It may be the “retiree-syndrome, ” the result of all the snow-birds moving to Arizona to escape the cold winters in their home states, that has the number of knee replacements performed in that desert state increasing by 154% over the past decade. Hip replacements in Arizona have gone up 92% in the same time period, a sum that is more than the national numbers.
Sonja Haller wrote on July 22 for the Tucson Citizen that in 2010, surgeons performed 25, 000 knee and hip replacements. A primary reason for the surgeries, Haller writes, is obesity and its association with osteoarthritis. A secondary reason, she noted, is the Boomer mind-set that insists on living an active physical lifestyle without limitations.

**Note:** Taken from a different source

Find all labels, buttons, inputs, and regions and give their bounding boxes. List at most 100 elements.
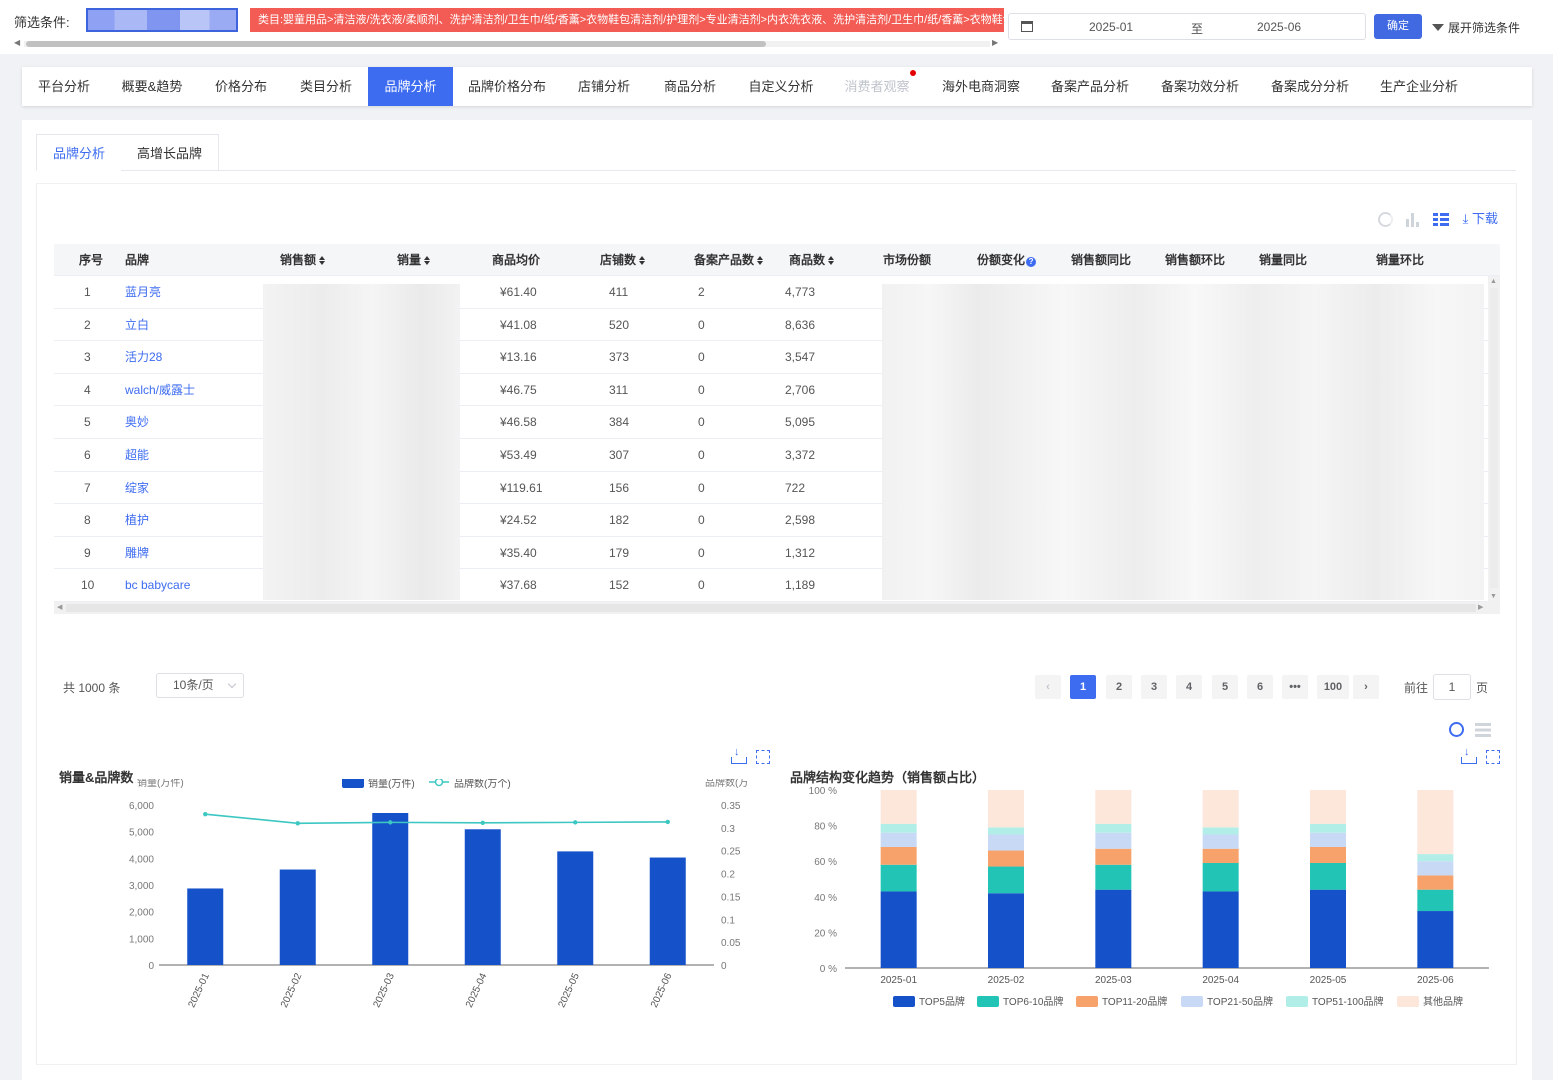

Surgeons perform more than 1, 170, 000 joint replacements (720, 000 of them knees) every year in the United States. Studies by the Journal of Bone and Joint Surgery expect the combined first-time replacements to surge to 3.4 million by 2030. About 10% of implants will fail, according to estimates by the American Academy of Orthopaedic Surgeons, and thus will require a second procedure.
Many of the revision surgeries are being performed on patients who had their initial implants while still in their 40s—despite many doctors’ advice that they wait until they are in their 60s because no artificial joint lasts forever. Haller quotes Christopher Beauchamp, M.D., who specializes in hip replacements at the Mayo Clinic. He reminds his patients that, “We don’t have the capability of replacing our normal anatomy. You have to think of (implants) as car tires. They have a certain amount of mileage on them. How you drive them determines how long they will last.” Boomers take note.